Однажды вечером эта почтенная семья сидела за столом, обильно уставленным дичью и теми сытными блюдами, которыми в то время еще питались наши предки в славянских землях, хотя изысканность двора Людовика XV уже изменила привычки большей части европейской аристократии. Громадный камин, где пылали целые дубы, распространял тепло в огромном мрачном зале. Граф Христиан только что прочитал громким голосом молитву, которую остальные члены семьи выслушали стоя. Многочисленные слуги — все пожилые, степенные, с длинными усами, в национальных костюмах, в широких шароварах мамлюков, — неторопливо служили своим высокочтимым господам. Капеллан замка занял место по правую руку графа, а его племянница, юная баронесса Амелия, по левую — со стороны сердца, как любил говорить граф с видом отеческим и суровым. Барон Фридрих, его младший брат, которого он всегда называл своим «молодым» братом (ему было всего шестьдесят лет), сел напротив. Канонисса Венцеслава Рудольштадт, его старшая сестра, почтенная семидесятилетняя особа, необычайно худая и с огромным горбом, уселась на одном конце стола, а граф Альберт, сын графа Христиана и жених Амелии, бледный, рассеянный и угрюмый, поместился на другом, напротив своей достойной тетки.

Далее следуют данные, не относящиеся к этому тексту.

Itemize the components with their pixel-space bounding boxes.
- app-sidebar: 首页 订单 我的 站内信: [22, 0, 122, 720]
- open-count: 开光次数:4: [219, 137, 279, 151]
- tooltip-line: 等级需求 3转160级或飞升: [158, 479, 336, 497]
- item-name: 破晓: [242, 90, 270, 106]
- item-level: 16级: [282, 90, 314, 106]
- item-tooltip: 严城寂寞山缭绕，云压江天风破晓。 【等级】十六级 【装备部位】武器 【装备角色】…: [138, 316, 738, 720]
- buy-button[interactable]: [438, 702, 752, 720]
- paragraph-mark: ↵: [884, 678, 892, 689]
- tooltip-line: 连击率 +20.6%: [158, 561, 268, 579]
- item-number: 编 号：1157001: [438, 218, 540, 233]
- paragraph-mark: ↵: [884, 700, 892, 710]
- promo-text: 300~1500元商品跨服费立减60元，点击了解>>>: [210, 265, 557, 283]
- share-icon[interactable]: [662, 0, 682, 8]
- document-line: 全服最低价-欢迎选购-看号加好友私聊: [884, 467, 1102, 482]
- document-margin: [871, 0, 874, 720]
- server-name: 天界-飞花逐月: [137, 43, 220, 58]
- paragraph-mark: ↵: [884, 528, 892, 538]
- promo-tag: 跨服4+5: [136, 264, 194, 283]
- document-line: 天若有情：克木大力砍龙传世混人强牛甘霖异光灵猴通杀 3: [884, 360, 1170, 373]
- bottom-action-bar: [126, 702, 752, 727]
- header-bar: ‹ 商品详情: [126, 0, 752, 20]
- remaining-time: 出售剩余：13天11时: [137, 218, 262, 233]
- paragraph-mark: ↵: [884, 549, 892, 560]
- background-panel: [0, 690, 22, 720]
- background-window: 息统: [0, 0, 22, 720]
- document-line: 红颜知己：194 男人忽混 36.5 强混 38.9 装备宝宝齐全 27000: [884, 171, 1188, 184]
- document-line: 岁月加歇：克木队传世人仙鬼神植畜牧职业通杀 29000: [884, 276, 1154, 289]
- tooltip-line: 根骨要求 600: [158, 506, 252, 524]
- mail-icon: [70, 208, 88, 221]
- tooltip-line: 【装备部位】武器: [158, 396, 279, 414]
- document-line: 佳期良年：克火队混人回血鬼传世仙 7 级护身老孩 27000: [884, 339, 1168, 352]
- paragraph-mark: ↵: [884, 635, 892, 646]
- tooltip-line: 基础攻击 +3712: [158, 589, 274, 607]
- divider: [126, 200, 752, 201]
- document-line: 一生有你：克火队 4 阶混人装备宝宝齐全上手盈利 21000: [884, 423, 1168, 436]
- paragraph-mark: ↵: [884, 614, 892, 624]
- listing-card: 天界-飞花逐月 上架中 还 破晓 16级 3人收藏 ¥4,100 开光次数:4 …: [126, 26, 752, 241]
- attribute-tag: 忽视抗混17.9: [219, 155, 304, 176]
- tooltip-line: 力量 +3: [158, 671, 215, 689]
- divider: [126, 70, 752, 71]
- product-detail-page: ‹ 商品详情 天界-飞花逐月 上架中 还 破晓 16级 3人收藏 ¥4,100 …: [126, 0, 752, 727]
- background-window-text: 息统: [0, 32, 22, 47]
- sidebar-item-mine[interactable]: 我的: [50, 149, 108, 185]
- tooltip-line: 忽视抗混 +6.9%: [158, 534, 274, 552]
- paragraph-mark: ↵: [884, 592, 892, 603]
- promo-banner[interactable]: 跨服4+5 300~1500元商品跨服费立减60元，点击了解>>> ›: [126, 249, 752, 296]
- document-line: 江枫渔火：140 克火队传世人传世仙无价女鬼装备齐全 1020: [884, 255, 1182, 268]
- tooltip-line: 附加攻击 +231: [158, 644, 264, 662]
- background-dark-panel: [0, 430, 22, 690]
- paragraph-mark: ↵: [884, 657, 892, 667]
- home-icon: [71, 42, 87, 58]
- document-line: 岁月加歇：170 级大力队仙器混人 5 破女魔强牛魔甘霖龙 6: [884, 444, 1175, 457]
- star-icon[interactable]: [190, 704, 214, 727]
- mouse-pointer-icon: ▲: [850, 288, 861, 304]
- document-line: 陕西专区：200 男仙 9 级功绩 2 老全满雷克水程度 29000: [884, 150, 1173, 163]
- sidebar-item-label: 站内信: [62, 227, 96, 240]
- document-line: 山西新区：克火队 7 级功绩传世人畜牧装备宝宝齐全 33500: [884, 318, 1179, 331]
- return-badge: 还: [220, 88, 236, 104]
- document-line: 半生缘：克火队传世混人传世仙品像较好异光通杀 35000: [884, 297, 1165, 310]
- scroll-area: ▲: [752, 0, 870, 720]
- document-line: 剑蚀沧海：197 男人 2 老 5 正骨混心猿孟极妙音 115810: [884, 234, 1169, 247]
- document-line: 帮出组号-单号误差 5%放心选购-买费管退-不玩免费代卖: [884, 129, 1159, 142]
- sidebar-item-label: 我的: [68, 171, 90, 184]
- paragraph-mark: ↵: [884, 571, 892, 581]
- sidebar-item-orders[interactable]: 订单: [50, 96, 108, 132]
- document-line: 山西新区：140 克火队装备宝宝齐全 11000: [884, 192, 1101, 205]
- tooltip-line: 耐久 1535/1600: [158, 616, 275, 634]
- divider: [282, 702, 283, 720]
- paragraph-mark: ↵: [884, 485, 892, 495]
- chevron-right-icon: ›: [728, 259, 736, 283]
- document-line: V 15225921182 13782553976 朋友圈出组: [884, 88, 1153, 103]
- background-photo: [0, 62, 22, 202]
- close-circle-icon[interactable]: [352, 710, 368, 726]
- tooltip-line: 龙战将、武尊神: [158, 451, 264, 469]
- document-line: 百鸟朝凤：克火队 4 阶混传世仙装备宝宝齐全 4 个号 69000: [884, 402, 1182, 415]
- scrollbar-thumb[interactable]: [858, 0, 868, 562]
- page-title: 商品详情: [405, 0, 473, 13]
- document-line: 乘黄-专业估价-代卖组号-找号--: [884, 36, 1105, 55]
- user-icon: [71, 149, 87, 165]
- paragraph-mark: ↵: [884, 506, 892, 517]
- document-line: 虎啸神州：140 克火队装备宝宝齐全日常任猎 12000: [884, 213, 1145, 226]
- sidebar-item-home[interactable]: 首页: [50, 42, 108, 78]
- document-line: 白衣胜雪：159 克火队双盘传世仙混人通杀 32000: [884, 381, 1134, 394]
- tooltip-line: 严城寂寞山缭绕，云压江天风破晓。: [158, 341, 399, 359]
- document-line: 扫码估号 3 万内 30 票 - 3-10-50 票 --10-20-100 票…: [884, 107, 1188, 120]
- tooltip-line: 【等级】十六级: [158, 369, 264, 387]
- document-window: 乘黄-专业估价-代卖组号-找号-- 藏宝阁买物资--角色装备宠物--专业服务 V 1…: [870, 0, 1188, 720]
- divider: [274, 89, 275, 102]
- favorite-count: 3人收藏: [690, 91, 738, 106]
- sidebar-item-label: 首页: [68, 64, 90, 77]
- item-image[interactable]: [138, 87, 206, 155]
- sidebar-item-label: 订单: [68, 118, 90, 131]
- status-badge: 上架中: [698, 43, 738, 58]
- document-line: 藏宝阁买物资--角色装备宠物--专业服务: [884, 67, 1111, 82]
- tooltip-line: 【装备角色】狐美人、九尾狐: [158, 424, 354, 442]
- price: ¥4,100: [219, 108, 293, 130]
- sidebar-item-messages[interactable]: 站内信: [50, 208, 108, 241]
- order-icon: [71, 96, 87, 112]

Из всех этих молчаливых людей Альберт, конечно, меньше всех хотел и мог внести оживление в трапезу. Капеллан был так предан своим хозяевам и так почитал главу семьи, что говорил лишь тогда, когда видел по глазам графа, что тот желает этого. Граф же был человек такого спокойного, сосредоточенного склада, что почти никогда не искал у других отвлечения от собственных мыслей.

Барон Фридрих был человек менее глубокого ума, но более живой и деятельный. Такой же кроткий и доброжелательный, как и старший брат, он не обладал его способностями, и в нем было меньше внутреннего энтузиазма. Его религиозность была лишь делом привычки и приличия. Единственной его страстью была охота; он проводил на ней целые дни и возвращался вечером отнюдь не усталый — организм у него был поистине железный, — но весь красный, запыхавшийся, голодный. Он ел за десятерых, а пил за тридцать человек. За десертом он обыкновенно оживлялся, и тут начинались его бесконечные рассказы о том, как его собака Сапфир затравила зайца, как другая собака, Пантера, выследила волка, как взвился в воздух его сокол Аттила. Его выслушивали с терпеливым добродушием, после чего барон, сидя у камина в большом кресле, обитом черной кожей, незаметно засыпал и спал так до тех пор, пока дочь не будила его, говоря, что пора ложиться в постель.